The popular blog Apartment Therapy is one of the warhorses of the online home designasphere, with more than 8.5 million visitors each month who check in to find interior design advice and inspiration, recipes, photo tours, tech tips, and environmental awareness. One of AT’s fortes since its inception in 2004, (and one of my favorite aspects of the site), is dealing with small-space living, and founder Maxwell Gillingham-Ryan is coming to Chicago for a little therapy session next Tuesday, January 24, at the Mag Mile HomeGoods store (600 N. Michigan Ave.), at 6 p.m. He’ll be discussing everything from storage to furniture selection, geared toward Windy City citizens looking to maximize space, and the talk begins at 6:30. RSVP here, and there’s a chance you’ll receive a free signed copy of Apartment Therapy’s Big Book of Small, Cool Spaces (for the first 25 people who sign up and show up).

A Kona Beach vanity

Fanfare of the Vanities

The Dallas-based bathroom furniture manufacturer Cole + Co. made a splash when it launched its Designer Series collection of creative bathroom cabinetry several years ago, and it has just announced the 2012 addition of 45 new designs to the line. Cole’s w.c. blockbusters are made entirely by hand from a wildly eclectic mix of chests and cabinets, and are ready to accommodate plumbing and sink installs. The drawers are functional, so there’s tons of storage, and clients can request custom cuts for the top configuration. The styles range from coldly and severely modern, to colorful hand-painted harlequin, to a brassy, glittering zebra pattern that would be right at home in Snooki’s salon. I’m partial to this mahogany British Colonial–ish Kona Beach model, with ropy patinaed drawer pulls. The collection is priced from $2,495, and available locally at Ferguson’s six locales, Banner Plumbing, and Studio 41.

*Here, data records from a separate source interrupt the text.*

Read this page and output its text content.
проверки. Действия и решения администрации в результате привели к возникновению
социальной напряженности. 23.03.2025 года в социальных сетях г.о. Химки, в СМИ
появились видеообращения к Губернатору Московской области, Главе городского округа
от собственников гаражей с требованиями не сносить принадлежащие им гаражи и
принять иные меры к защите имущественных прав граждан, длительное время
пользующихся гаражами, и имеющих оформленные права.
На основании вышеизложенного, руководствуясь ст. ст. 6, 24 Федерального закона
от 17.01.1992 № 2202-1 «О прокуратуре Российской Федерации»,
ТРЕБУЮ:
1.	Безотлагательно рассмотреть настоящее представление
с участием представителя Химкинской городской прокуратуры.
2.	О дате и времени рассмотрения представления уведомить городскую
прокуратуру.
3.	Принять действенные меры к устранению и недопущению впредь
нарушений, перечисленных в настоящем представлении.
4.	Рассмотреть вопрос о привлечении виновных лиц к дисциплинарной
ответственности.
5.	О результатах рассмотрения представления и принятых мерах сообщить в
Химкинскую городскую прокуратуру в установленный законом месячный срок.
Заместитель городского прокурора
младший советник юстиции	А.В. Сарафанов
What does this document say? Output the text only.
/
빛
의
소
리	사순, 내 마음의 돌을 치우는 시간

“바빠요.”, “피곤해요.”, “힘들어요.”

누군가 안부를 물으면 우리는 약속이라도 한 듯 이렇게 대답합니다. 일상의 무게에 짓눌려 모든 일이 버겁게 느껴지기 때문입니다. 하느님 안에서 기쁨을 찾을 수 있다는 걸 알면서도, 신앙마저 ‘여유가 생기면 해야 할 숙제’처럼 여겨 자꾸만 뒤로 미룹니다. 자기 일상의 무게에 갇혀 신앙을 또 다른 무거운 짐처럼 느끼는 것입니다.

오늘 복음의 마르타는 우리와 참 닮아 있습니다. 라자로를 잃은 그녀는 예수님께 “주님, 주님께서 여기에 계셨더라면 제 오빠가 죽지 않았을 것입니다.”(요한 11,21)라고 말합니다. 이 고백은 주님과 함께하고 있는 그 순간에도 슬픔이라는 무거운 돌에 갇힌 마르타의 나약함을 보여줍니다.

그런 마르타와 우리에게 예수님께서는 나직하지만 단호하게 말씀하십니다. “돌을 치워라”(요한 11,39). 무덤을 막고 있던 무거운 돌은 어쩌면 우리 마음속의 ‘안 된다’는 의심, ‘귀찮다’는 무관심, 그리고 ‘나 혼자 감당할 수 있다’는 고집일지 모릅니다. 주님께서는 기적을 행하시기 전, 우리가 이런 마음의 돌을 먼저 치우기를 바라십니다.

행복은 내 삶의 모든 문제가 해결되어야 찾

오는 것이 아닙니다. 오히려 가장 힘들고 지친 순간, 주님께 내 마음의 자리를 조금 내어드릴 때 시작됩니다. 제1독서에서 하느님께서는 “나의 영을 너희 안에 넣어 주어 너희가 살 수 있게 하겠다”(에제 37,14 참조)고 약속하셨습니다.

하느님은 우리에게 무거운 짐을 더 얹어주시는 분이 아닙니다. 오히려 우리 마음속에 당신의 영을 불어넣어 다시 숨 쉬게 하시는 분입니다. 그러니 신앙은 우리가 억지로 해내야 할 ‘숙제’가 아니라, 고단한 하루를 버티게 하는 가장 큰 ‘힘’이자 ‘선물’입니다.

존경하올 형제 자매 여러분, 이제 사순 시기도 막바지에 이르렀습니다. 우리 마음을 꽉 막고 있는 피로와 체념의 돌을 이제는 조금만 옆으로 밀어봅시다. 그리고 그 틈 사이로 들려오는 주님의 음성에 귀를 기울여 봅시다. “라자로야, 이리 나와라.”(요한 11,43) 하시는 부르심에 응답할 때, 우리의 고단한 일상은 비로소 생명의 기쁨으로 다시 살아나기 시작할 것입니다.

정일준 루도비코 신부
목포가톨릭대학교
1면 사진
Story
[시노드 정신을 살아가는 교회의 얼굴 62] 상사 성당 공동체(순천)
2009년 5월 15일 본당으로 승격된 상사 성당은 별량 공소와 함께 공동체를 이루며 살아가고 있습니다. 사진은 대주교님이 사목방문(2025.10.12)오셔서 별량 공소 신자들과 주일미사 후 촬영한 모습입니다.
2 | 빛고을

Outside Honquest Furniture for Living

Smokin’ Whitefish

I told you about some design happenings up in Whitefish Bay, Wisconsin a few months ago, and now I hear there are even more reasons to visit the affluent Milwaukee suburb. Richard and Rachel Honquest have opened a 12,100-square-foot furniture and design outpost of Honquest Furniture for Living, the Barrington business that began more than 50 years ago when Richard launched a drapery biz from the back of his station wagon. Both stores offer window treatments, Oriental rugs, handmade mattresses, and furniture from the likes of Pearson, Hancock & Moore, Century, Hickory Chair, and Sligh. The new store is at 133 East Silver Spring Drive (414-988-4078), and open every day but Sunday.

A print by Diana Sudyka

Lauded Locals

As a framer, Artists Frame Service (1867 N. Clybourn Ave.) sees a constant parade of artwork coming in and going out of the shop, and it has decided to showcase some of the employees’ favorites by mounting small exhibitions of affordable local art pieces. Currently they are featuring the prints of Diana Sudyka, an artist who mastered printmaking by working in presses such as Big Cat and Landfall. Her framed pieces range in price from $300 to $500, and the work will be up through April 1 (no kidding). Diana also works as an illustrator, and has done posters for bands like Feist, Modest Mouse, Pearl Jam, and Andrew Bird, and album and book illos as well. Check out her charmingly intricate hand on The Tiny Aviary, a blog that documents her volunteer work at the Field Museum.

Urban Folk Circuit logo

Small Crafts Warning

January isn’t usually host to very many arts and crafts shows, for obvious reasons, but Kelli Wefenstette and Jess Duff, founders of Urban Folk Circuit, aren’t interested in business as usual. They met at a craft show in 2010 (Kelli: recycled tote bags, Jess: soy wax candles) and decided to start their own traveling fair, with very egalitarian principles. Artists pay $40 to participate; the venues are donated and host for an afternoon, rather than an entire weekend; there is no admission fee for the public; and UFCs are held monthly year-round, not just in the summer or holiday season. Check out the offerings this Saturday, January 21, when the crafters invade Lincoln Square to set up at The Grafton Irish Pub, 4530 N. Lincoln Ave., from 1–5 p.m.